Le programme monte en puissance : 15 médicaments pour 2027, 15 pour 2028, 20 par an à partir de 2029. Toutefois, le programme ne s’applique qu’à Medicare, pas au marché commercial. Et la négociation ne porte que sur des médicaments commercialisés depuis une période minimale (9 ans pour les petites molécules, 13 ans pour les biologiques), ce qui exempte les médicaments nouvellement lancés à leurs prix les plus élevés.
Les réformes des PBM de février 2026 dans le Consolidated Appropriations Act ciblent plus directement le désalignement des incitations. À partir de janvier 2028 pour Medicare et janvier 2029 pour les grands régimes patronaux, la rémunération des PBM devra être un montant fixe en dollars déconnecté des prix des médicaments. Les ristournes devront être intégralement reversées aux promoteurs de régimes. Les PBM devront communiquer des données détaillées au niveau des médicaments, notamment le total des revenus dérivés des fabricants retenus.
Ces réformes s’attaquent aux incitations des PBM mais pas au pouvoir de tarification des fabricants.
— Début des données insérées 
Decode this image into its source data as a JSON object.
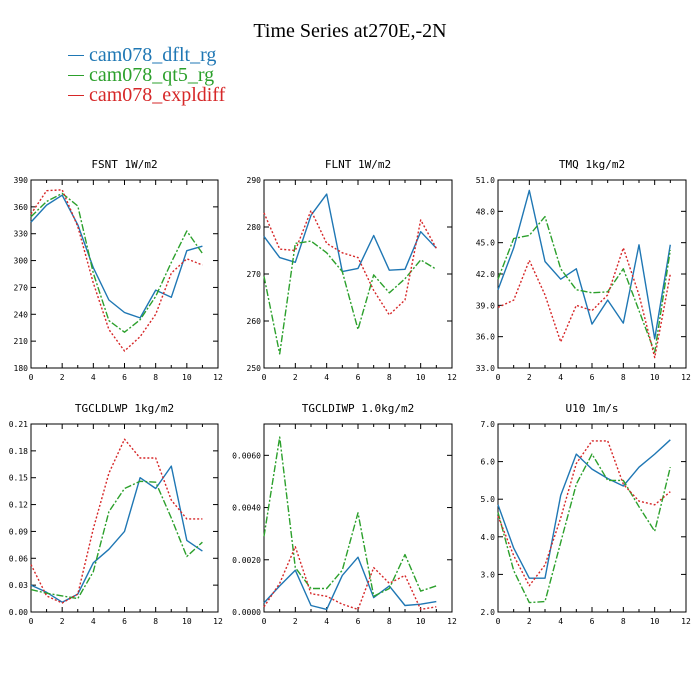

L’asymétrie fondamentale du système, dans laquelle les fabricants fixent les prix unilatéralement et aucun acheteur unique ne dispose d’un levier suffisant pour les contraindre sur le marché commercial, reste structurellement intacte pour la majorité des Américains assurés par leur employeur.
Analyse structurelle
Le système américain de tarification pharmaceutique n’est pas un échec de marché unique mais une accumulation de défaillances imbriquées : les fabricants ne font face à aucune contrainte de prix au lancement, les PBM ont historiquement profité de l’inflation des prix plutôt que de leur réduction, les patients supportent des coûts basés sur les prix catalogue plutôt que sur les prix nets, le plus grand payeur public a été légalement empêché de négocier, et l’appareil de lobbying de l’industrie (plus de 226 millions de dollars en lobbying fédéral au premier semestre 2025, avec les deux tiers des lobbyistes étant d’anciens fonctionnaires) maintient activement les conditions structurelles qui produisent ces résultats.
Les réformes en cours s’attaquent à des composantes individuelles mais pas à l’architecture. La négociation Medicare est réelle mais étroite. Le découplage des PBM supprime une incitation mais ne plafonne pas les prix. L’intégration verticale reste légale et rentable. La bulle brut-net de 356 milliards de dollars pourrait commencer à se dégonfler sous l’effet combiné des ristournes Medicaid non plafonnées, des contraintes de prix de l’IRA et de la propre évolution des fabricants vers des prix catalogue plus bas, mais l’asymétrie de pouvoir de tarification sous-jacente persiste.
Le système n’a pas été conçu pour être compris par ceux qui le financent. C’est une caractéristique, pas un défaut.